L’Ucraina è una cosa diversa, perché significa controllare la Crimea ed il Mar d’Azov, cioè il Mar Nero, verso il quale si era attuata la proiezione dell’impero moscovita per secoli. Non per nulla, le zone limitrofe al Mar Nero (Crimea e Donbass) erano state meticolosamente “russificate” dal XVIII secolo in poi. Lo sviluppo tecnologico ha cambiato molte cose ma non la dipendenza dal mare come principale via di trasporto; a meno che non s’inventi il teletrasporto come in Star Trek. La responsabilità di non aver reclamato i territori russi prima di riconoscere l’indipendenza ucraina, ricade quindi su Eltsin o, più precisamente, sulla sua cosca d’affari. La cosca evidentemente doveva avere un motivo per agire con tanta fretta, al punto da ignorare secoli di storia russa. Il motivo della fretta è più chiaro se si seguono i soldi. Sempre secondo la fonte del Washington Post, nonostante diatribe e cause legali, l’Ucraina è stata per decenni il cliente di Gazprom più importante dopo la Germania. Per Eltsin e Gazprom si trattava di trasformare gli ex sudditi in clienti paganti, perciò si sono preferiti i soldi alla Santa Madre Russia. Nei fattacci ucraini Gazprom non ha un alibi, in compenso ha un movente.

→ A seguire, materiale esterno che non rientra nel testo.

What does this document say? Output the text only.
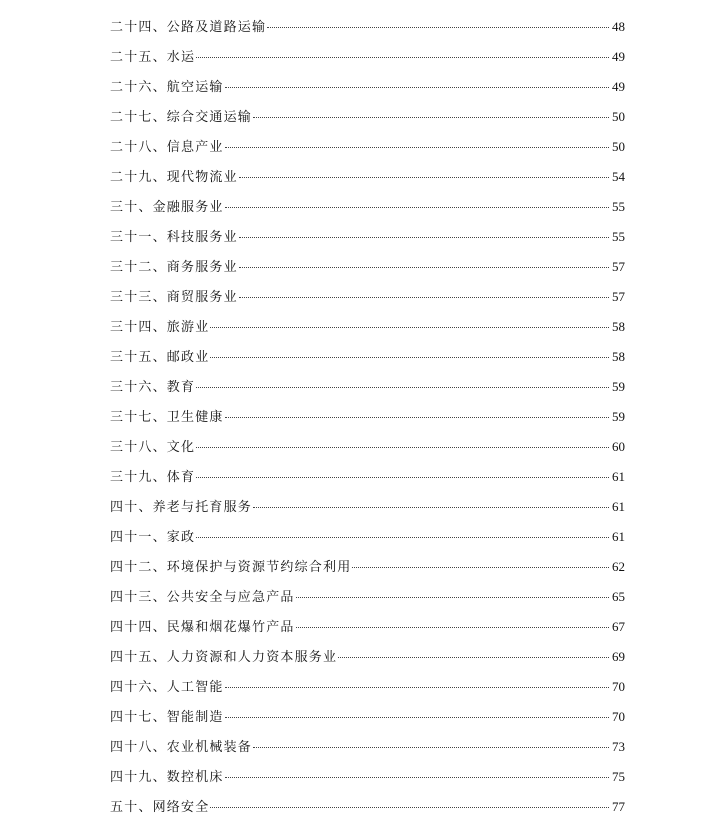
二十四、公路及道路运输	48
二十五、水运	49
二十六、航空运输	49
二十七、综合交通运输	50
二十八、信息产业	50
二十九、现代物流业	54
三十、金融服务业	55
三十一、科技服务业	55
三十二、商务服务业	57
三十三、商贸服务业	57
三十四、旅游业	58
三十五、邮政业	58
三十六、教育	59
三十七、卫生健康	59
三十八、文化	60
三十九、体育	61
四十、养老与托育服务	61
四十一、家政	61
四十二、环境保护与资源节约综合利用	62
四十三、公共安全与应急产品	65
四十四、民爆和烟花爆竹产品	67
四十五、人力资源和人力资本服务业	69
四十六、人工智能	70
四十七、智能制造	70
四十八、农业机械装备	73
四十九、数控机床	75
五十、网络安全	77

L’attuale conflitto tra la NATO e la Russia viene spacciato dai media come uno scontro ideologico tra democrazia e autocrazia, oppure tra globalismo e nazionalismo. In realtà chi lo dice è il primo a non crederci ed a sapere che le ideologie non c’entrano niente, in quanto l’impero russo ha cercato di evolversi in un imperialismo puramente commerciale. Allo scopo le oligarchie russe non hanno esitato a scatenare un attacco alle proprie classi subalterne ai limiti del genocidio (solo che non l’ha fatto Stalin, quindi da noi si è fatto finta di non accorgersene). È stata l’aggressività della lobby delle armi statunitense a bloccare la transizione dell’imperialismo russo al livello affaristico/commerciale. La lobby delle armi ha portato il suo azzardo ad un livello di ludopatia, contagiando una parte di opinione pubblica che ora assiste alla guerra come se fosse un videogioco. Tanta irresponsabilità è dovuta al fatto che la Russia, a differenza dell’URSS, non è percepita davvero come una minaccia; e ciò non perché si creda che la Russia sia debole, ma perché si coglie la sostanziale affinità col suo sistema d’affari. Il paradosso sta nel fatto che la falsa coscienza delle classi dominanti nel sistema capitalistico non è assolutamente in grado di percepire il pericolo se questo non si esprime come sfida ideologica. È proprio questa falsa coscienza a rendere i conflitti intercapitalistici molto più pericolosi e distruttivi dei conflitti ideologici.